Institutions concurring to overcome market failures and coordination issues are relevant contributors to economic growth and development. Nonetheless, public interventions may incentivise corruptive behaviour or a distorted allocation of resources, if the state apparatus is not adequately regulated in turn. These different implications of the involvement of the public sector in the economy are the object of my thesis.

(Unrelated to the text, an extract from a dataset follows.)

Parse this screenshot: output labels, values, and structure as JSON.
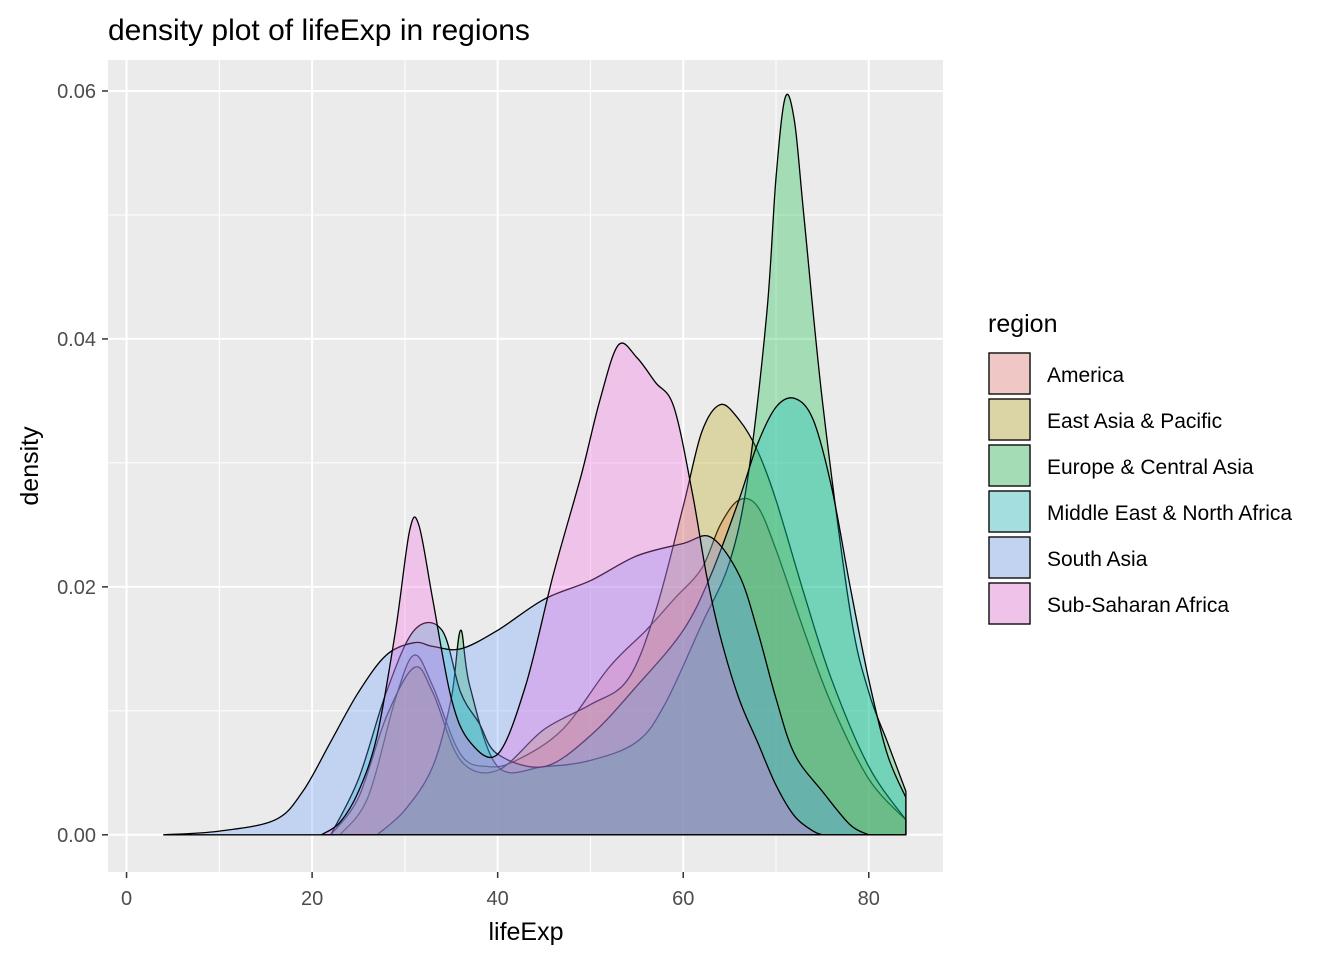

In Chapter 1, I propose a historical and economic analysis of the heterogeneous institutional setting defined by the British in Central India after winning the third Anglo-Maratha war in 1818. Owing to institutional quality, the positive synergies between the private and public sectors in the treated group have enabled the construction of the railway infrastructure, which drove diverging development paths with the control group. In fact, a relevant difference in nutrition and wealth indicators is still measured in 2015.
Instead, the public offices under study in Chapter 2 seem to be engaging in a self-interested vote-buying strategy by making the discretionary hirings of local workforce depend on the local electoral timing. In this analysis, the outcome of interest proxies the ratio of new employees who are entitled to vote in the Italian regional elections. It outlines a drop of nearly 30 percentage points after the mandated deferral due to Covid, and a surge close to the same magnitude after the new election announcement, vis-à-vis the regions that were not meant to vote in the same period. These effects are consistent across two different empirical strategies, involving DID and RD estimation.
Similarly, Chapter 3 - joint with Giacomo De Luca and Jahen Rezki - uses a combination of RD and DID techniques to understand if the emergence of dynasties of politicians has an impact on local development and public expenditures in Indonesia. There, the phenomenon has become widespread and is considered as a possible threat to the democratisation process. To this purpose, our data cover the island of Java at the district level during the period 2005-2020. We do not find general evidence of worse outcomes immediately attributable to dynastic rulers.